Voor de beoordeling van de klacht wordt, gelet op de stukken, van de volgende feiten uitgegaan.

1.1    In verband met een geschil van klaagster met de woningbouwvereniging N. over gebreken aan haar woning heeft klaagster zich tot verweerster gewend om haar belangen te behartigen.

1.2    Zowel N. als klaagster hadden een onderzoek laten verrichten over (de oorzaak van) gebreken aan de woning. De twee rapportages lieten verschillende uitkomsten zien met betrekking tot de gebreken.

1.3    Op 22 september 2017 heeft er een gesprek plaatsgevonden tussen enerzijds klaagster en verweerster en anderzijds twee medewerkers van N., waarbij de twee rapportages en de verschillende uitkomsten onderwerp van gesprek zijn geweest.
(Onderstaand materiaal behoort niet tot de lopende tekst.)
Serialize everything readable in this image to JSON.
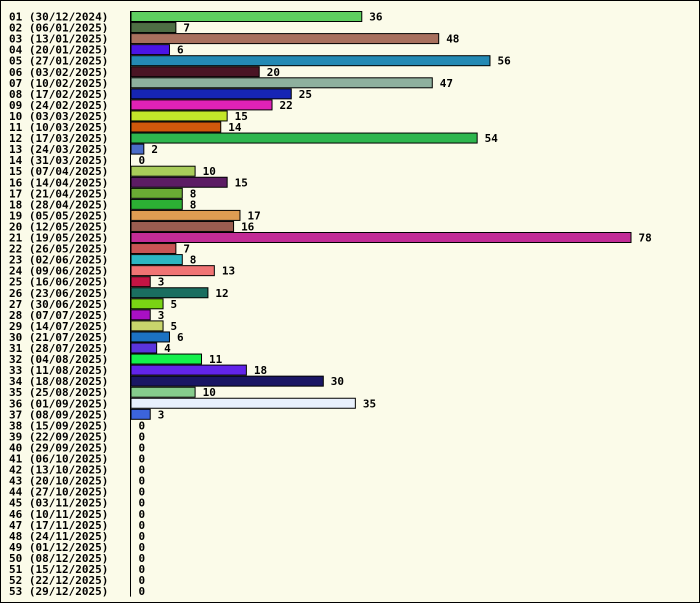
{
  "chart_data": {
    "type": "bar",
    "orientation": "horizontal",
    "categories": [
      "01 (30/12/2024)",
      "02 (06/01/2025)",
      "03 (13/01/2025)",
      "04 (20/01/2025)",
      "05 (27/01/2025)",
      "06 (03/02/2025)",
      "07 (10/02/2025)",
      "08 (17/02/2025)",
      "09 (24/02/2025)",
      "10 (03/03/2025)",
      "11 (10/03/2025)",
      "12 (17/03/2025)",
      "13 (24/03/2025)",
      "14 (31/03/2025)",
      "15 (07/04/2025)",
      "16 (14/04/2025)",
      "17 (21/04/2025)",
      "18 (28/04/2025)",
      "19 (05/05/2025)",
      "20 (12/05/2025)",
      "21 (19/05/2025)",
      "22 (26/05/2025)",
      "23 (02/06/2025)",
      "24 (09/06/2025)",
      "25 (16/06/2025)",
      "26 (23/06/2025)",
      "27 (30/06/2025)",
      "28 (07/07/2025)",
      "29 (14/07/2025)",
      "30 (21/07/2025)",
      "31 (28/07/2025)",
      "32 (04/08/2025)",
      "33 (11/08/2025)",
      "34 (18/08/2025)",
      "35 (25/08/2025)",
      "36 (01/09/2025)",
      "37 (08/09/2025)",
      "38 (15/09/2025)",
      "39 (22/09/2025)",
      "40 (29/09/2025)",
      "41 (06/10/2025)",
      "42 (13/10/2025)",
      "43 (20/10/2025)",
      "44 (27/10/2025)",
      "45 (03/11/2025)",
      "46 (10/11/2025)",
      "47 (17/11/2025)",
      "48 (24/11/2025)",
      "49 (01/12/2025)",
      "50 (08/12/2025)",
      "51 (15/12/2025)",
      "52 (22/12/2025)",
      "53 (29/12/2025)"
    ],
    "values": [
      36,
      7,
      48,
      6,
      56,
      20,
      47,
      25,
      22,
      15,
      14,
      54,
      2,
      0,
      10,
      15,
      8,
      8,
      17,
      16,
      78,
      7,
      8,
      13,
      3,
      12,
      5,
      3,
      5,
      6,
      4,
      11,
      18,
      30,
      10,
      35,
      3,
      0,
      0,
      0,
      0,
      0,
      0,
      0,
      0,
      0,
      0,
      0,
      0,
      0,
      0,
      0,
      0
    ],
    "colors": [
      "#5ecf60",
      "#4e6e44",
      "#a8705e",
      "#4b14e6",
      "#2489b4",
      "#4a1424",
      "#8eb09e",
      "#1625b4",
      "#e022b6",
      "#c2e62a",
      "#d0580c",
      "#2eb64e",
      "#4a6cc8",
      "#ffffff",
      "#a8cc5a",
      "#5c1c64",
      "#6aac34",
      "#2cb034",
      "#de9c52",
      "#9a5c50",
      "#c22c96",
      "#c85454",
      "#2cb6c2",
      "#f07474",
      "#c41444",
      "#1a6e60",
      "#7ad414",
      "#a810c4",
      "#c8d46c",
      "#1c72c2",
      "#5a34dc",
      "#14f04c",
      "#6224ea",
      "#1a1664",
      "#86cc8c",
      "#e8f0fc",
      "#3c64dc"
    ],
    "xlim": [
      0,
      78
    ],
    "grid": false,
    "legend": "none"
  }
}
1.4    Afgesproken is om een derde onafhankelijke deskundige te benoemen die een bindend advies zou geven over de gebreken aan de woning van klaagster. Als zodanig is kantoor DPA aangesteld.

1.5    Klaagster kan zich niet verenigen met het door DPA uitgebrachte rapport.

1.6    Daarnaast heeft verweerster de belangen van klaagster behartigd in een geschil met klaagsters ex-echtgenoot over het echtscheidingsconvenant van 3 december 2007, waarbij is afgesproken dat klaagster de eerste begunstigde zal zijn van de kapitaal  / pensioenverzekering bij Aegon. De ex-echtgenoot diende de jaarlijkse premie van € 6.000,- te voldoen.

1.7    Nadat klaagster gebleken was dat haar ex-echtgenoot eenmaal een bedrag van € 6.000,- aan premie niet had voldaan, heeft verweerster de ex-echtgenoot bij brief van 20 februari 2018 verzocht de achterstallige premie te voldoen.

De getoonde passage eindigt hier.